Незаметно наступил вечер. Хотя вообще-то настроение у погоды было такое, что словно бы вечер присутствовал здесь с самого утра и теперь только вдруг решил признаться, что он – вечер. Можно сказать, что этот день с самого начала был вечером.
    Когда полумрак из серого стал делаться синим, переходя затем в фиолетовый, Красомаха вышла пройтись.
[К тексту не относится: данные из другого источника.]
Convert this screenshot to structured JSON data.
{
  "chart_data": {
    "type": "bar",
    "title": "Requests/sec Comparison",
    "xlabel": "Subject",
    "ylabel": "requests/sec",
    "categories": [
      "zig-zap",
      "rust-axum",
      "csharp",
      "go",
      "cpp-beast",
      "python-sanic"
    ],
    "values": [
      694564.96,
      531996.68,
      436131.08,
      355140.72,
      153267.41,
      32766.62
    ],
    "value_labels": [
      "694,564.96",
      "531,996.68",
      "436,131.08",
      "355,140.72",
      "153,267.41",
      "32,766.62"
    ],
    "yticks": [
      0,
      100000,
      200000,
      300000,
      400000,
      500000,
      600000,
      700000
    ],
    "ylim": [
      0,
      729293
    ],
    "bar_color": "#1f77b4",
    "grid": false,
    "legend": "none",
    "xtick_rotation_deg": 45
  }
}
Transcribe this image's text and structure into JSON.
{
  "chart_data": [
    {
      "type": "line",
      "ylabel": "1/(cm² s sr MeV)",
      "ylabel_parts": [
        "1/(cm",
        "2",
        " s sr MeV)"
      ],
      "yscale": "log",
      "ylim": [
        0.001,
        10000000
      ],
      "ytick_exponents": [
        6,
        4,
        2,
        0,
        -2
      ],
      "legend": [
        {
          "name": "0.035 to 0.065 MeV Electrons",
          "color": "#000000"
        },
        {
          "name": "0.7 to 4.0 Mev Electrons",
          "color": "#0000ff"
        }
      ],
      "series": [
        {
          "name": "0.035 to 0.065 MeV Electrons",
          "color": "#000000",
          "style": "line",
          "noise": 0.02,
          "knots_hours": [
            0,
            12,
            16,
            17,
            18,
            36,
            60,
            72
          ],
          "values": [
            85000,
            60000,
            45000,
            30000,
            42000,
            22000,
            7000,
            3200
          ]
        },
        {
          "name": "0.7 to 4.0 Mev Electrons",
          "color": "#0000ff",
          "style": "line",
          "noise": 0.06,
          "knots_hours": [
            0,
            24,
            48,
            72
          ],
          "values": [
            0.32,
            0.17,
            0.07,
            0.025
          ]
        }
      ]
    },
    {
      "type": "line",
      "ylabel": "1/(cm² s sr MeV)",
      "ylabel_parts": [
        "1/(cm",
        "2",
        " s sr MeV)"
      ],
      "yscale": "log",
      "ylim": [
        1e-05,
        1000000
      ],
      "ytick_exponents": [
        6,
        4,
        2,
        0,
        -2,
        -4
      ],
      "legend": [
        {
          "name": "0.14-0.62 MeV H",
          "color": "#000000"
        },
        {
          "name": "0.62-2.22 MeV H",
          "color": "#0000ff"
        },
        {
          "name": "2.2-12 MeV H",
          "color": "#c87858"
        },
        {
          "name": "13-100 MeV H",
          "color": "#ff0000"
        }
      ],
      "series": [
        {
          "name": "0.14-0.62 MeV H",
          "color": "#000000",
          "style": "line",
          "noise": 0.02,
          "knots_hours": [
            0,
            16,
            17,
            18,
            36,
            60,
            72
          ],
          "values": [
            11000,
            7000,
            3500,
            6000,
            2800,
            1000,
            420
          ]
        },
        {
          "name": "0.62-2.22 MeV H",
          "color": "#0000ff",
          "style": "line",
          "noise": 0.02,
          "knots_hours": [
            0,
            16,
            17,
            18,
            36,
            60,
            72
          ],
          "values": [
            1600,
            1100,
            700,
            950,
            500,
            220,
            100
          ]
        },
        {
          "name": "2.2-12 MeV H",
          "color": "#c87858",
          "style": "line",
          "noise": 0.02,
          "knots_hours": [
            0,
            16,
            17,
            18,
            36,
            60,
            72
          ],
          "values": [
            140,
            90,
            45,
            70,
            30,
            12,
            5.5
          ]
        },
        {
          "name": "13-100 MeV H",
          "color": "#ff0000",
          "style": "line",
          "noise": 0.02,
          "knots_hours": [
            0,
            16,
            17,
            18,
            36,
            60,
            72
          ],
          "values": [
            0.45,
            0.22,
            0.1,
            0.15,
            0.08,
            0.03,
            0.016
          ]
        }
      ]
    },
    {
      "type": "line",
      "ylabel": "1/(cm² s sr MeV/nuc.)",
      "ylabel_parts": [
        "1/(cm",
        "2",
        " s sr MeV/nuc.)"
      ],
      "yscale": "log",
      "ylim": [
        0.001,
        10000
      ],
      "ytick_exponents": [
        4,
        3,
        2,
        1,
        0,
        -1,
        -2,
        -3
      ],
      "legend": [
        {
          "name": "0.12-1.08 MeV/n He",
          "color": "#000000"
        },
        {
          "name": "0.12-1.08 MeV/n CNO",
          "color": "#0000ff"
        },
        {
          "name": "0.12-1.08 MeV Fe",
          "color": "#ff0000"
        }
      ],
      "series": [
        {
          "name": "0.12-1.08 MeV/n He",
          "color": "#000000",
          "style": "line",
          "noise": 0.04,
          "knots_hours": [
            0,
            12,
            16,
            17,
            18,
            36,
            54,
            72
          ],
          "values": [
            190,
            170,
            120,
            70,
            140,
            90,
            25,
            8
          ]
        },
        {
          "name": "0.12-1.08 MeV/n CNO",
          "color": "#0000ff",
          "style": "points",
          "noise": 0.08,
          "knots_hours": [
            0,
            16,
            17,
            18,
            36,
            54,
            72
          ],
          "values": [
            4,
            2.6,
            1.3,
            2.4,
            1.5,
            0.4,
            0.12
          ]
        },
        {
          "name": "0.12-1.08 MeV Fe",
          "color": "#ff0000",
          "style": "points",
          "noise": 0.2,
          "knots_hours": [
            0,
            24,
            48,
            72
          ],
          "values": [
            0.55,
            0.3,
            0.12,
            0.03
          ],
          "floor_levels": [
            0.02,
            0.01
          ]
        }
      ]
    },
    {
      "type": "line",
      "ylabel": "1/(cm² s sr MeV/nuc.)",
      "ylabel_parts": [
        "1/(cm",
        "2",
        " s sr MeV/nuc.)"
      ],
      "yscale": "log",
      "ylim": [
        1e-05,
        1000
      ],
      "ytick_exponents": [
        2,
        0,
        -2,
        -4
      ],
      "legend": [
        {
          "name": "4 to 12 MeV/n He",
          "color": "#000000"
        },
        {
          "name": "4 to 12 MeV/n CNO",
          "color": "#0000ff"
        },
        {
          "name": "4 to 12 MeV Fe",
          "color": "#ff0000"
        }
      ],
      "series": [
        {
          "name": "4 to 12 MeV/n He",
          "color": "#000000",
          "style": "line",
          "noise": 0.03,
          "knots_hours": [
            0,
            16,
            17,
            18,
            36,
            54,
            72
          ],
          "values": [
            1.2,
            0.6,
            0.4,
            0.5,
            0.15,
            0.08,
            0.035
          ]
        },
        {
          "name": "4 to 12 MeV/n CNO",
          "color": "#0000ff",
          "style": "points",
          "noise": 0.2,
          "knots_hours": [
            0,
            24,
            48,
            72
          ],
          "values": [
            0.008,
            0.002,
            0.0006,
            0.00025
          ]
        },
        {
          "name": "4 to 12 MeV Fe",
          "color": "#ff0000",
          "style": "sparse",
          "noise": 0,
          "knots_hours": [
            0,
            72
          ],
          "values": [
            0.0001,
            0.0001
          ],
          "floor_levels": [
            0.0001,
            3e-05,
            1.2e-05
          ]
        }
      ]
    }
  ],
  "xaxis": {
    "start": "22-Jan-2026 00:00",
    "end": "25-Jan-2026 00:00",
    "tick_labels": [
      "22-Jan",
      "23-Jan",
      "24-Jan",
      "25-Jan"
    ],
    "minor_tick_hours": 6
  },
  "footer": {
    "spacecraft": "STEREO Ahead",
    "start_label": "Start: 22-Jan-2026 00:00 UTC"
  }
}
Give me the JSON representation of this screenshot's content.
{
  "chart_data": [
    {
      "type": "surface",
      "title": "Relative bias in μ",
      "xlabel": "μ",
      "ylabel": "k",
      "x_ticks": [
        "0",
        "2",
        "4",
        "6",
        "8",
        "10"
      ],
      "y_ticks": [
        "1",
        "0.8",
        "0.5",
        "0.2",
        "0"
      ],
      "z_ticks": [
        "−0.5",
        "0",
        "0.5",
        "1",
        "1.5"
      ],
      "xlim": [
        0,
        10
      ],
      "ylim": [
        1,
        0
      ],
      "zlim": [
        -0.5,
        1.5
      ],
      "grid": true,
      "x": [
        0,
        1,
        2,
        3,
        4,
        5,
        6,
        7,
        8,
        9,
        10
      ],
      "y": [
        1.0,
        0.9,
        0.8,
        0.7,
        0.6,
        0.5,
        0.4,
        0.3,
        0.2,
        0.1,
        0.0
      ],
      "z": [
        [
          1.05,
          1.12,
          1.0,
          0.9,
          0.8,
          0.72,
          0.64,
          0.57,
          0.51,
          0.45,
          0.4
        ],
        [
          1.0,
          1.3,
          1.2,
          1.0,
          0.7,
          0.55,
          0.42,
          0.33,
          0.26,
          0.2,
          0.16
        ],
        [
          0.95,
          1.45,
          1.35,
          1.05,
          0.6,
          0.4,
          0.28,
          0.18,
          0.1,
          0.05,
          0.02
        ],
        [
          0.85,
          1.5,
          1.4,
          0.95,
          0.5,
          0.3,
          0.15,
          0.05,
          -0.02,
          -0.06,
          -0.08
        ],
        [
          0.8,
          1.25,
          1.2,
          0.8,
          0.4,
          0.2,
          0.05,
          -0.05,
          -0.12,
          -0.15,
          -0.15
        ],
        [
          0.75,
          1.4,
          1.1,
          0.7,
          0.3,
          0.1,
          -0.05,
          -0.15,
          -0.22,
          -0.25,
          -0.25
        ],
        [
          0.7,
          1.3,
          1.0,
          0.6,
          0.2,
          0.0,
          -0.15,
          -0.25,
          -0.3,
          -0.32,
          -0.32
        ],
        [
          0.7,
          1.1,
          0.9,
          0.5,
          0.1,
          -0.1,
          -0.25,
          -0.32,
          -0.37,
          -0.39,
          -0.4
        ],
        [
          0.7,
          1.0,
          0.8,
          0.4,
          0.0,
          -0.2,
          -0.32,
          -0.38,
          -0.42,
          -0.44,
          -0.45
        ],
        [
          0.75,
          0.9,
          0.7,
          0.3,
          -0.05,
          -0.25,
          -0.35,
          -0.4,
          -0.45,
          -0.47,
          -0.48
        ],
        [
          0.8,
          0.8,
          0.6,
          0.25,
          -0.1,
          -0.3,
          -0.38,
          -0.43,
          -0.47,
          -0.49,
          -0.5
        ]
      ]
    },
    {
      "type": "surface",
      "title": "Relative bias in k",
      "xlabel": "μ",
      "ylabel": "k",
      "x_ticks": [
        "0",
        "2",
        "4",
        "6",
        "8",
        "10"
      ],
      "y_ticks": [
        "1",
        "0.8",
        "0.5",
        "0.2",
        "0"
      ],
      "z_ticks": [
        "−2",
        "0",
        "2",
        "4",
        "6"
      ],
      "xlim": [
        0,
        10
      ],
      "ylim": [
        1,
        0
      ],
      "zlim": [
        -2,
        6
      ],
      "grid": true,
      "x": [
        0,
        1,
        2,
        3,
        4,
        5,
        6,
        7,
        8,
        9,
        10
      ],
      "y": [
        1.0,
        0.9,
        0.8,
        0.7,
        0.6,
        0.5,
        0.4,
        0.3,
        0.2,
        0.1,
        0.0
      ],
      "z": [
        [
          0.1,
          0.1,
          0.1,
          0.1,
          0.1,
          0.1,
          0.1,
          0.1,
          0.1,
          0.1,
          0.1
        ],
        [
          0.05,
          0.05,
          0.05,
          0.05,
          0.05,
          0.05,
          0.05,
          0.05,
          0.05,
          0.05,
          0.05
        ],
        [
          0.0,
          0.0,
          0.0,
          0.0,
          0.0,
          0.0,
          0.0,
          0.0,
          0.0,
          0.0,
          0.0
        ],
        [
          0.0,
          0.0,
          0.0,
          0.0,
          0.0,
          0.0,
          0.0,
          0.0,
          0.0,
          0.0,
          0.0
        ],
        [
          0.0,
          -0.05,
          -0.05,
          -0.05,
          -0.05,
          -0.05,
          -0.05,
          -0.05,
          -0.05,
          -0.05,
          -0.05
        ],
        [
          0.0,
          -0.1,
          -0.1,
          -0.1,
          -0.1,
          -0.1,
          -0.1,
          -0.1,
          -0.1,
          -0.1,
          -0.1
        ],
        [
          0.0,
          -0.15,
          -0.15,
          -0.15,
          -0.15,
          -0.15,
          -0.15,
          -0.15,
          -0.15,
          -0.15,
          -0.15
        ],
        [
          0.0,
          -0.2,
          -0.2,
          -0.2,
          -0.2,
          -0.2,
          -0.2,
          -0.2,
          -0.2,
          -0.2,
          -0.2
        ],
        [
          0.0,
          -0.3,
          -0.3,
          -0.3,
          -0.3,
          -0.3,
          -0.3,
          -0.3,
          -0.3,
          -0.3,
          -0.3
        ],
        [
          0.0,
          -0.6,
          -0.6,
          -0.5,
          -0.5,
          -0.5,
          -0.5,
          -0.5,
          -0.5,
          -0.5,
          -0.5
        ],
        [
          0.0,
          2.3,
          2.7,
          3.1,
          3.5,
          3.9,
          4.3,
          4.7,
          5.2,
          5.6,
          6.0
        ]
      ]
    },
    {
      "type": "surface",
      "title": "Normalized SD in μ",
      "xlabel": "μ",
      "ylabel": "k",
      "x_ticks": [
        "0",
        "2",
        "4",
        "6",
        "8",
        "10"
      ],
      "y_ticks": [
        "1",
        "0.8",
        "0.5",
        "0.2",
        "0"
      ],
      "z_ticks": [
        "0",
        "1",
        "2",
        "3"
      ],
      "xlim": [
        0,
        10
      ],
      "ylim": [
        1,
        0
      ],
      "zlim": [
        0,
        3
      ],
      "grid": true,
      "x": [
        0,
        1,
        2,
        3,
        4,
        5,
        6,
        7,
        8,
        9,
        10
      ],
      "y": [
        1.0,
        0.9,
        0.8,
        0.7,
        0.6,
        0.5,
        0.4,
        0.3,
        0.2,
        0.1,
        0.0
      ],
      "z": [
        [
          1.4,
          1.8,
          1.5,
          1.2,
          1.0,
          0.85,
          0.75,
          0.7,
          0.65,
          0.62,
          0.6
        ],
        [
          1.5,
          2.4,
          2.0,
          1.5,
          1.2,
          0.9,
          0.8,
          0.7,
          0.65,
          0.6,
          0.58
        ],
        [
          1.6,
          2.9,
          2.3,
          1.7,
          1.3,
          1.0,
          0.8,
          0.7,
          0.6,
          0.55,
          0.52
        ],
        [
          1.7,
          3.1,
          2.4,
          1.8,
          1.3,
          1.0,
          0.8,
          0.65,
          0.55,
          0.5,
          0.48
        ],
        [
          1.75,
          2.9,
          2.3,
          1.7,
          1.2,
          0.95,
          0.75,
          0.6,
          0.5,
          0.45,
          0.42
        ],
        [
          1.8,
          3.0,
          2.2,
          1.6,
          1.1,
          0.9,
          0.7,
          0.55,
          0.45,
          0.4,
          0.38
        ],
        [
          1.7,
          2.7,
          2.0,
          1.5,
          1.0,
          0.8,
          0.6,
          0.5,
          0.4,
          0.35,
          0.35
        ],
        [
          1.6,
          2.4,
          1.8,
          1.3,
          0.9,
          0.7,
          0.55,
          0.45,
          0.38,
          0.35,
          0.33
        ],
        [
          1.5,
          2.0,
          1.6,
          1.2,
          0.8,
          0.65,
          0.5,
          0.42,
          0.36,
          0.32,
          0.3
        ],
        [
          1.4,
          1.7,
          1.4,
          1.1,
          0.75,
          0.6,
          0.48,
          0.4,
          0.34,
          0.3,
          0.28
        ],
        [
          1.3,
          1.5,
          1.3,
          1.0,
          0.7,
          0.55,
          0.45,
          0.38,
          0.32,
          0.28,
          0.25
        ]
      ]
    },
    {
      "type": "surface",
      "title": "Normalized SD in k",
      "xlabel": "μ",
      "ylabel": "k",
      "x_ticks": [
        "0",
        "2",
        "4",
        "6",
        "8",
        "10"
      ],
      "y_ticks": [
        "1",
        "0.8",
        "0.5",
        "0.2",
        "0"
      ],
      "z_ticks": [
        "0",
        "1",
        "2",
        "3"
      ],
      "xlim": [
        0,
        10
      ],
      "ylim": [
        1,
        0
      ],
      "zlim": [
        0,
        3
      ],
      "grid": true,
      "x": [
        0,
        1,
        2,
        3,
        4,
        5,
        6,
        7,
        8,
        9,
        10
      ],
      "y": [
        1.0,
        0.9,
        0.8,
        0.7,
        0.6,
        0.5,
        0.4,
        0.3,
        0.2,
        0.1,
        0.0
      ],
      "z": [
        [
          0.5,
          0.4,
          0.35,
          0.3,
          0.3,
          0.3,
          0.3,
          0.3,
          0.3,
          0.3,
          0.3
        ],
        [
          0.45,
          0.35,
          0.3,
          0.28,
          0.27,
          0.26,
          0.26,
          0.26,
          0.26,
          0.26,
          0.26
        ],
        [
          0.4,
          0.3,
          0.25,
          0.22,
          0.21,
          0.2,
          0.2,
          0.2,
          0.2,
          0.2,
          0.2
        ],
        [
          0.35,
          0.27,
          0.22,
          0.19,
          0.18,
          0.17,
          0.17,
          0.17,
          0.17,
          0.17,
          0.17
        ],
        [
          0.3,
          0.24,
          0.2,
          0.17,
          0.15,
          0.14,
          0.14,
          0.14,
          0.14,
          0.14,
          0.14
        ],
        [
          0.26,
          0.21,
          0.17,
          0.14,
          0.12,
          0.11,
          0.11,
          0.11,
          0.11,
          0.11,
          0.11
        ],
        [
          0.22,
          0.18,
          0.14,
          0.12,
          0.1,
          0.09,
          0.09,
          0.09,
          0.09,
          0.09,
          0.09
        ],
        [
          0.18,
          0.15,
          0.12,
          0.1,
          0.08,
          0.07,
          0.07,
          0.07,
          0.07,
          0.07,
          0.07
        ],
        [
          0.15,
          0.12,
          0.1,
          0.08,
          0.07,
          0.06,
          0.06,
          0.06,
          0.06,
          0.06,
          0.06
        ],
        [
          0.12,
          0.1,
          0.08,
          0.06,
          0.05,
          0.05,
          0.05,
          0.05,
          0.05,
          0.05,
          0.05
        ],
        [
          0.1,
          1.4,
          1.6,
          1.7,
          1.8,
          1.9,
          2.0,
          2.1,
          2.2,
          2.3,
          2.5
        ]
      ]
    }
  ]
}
Четверо кловов окружали её. Один нёс плетёное кресло (не затем, чтобы ей садиться, потому что в такую погоду даже лягушки не будут сидеть на улице, а просто так было заведено). Другой держал над ней большой зонт с бамбуковой ручкой. Третий нёс котелок с дымящимся мясом. А последний – набор мучилищных инструментов... Видимо, это была обычная для неё прогулка.
    Каждый вечер она развлекалась, смотря на страдания и слушая крики мучимых, потому что оплетаемые всегда страшно кричали. Но это было ещё не всё. Ива, медленно питаясь их соками, отравляла их своими ядами, и они изменялись и погибали уже совсем не теми, какими были. Они уже не могли к тому времени ни говорить, ни понимать, у них просто не было лица. Эти яды достигали до самой глубины сердца...
    Красомаха и сопровождавшие её кловы остановились у балкона, где беспорядочно стояли камни, к одному из которых был притянут ивами Бобрисэй. Но тут уже не было криков – только слабые стоны. А может, это только дождь... По ветвям, оплетшим Бобрисэя, прокатывались какие-то волны, словно глотки. Голова его бессильно упала на грудь, он закрыл глаза.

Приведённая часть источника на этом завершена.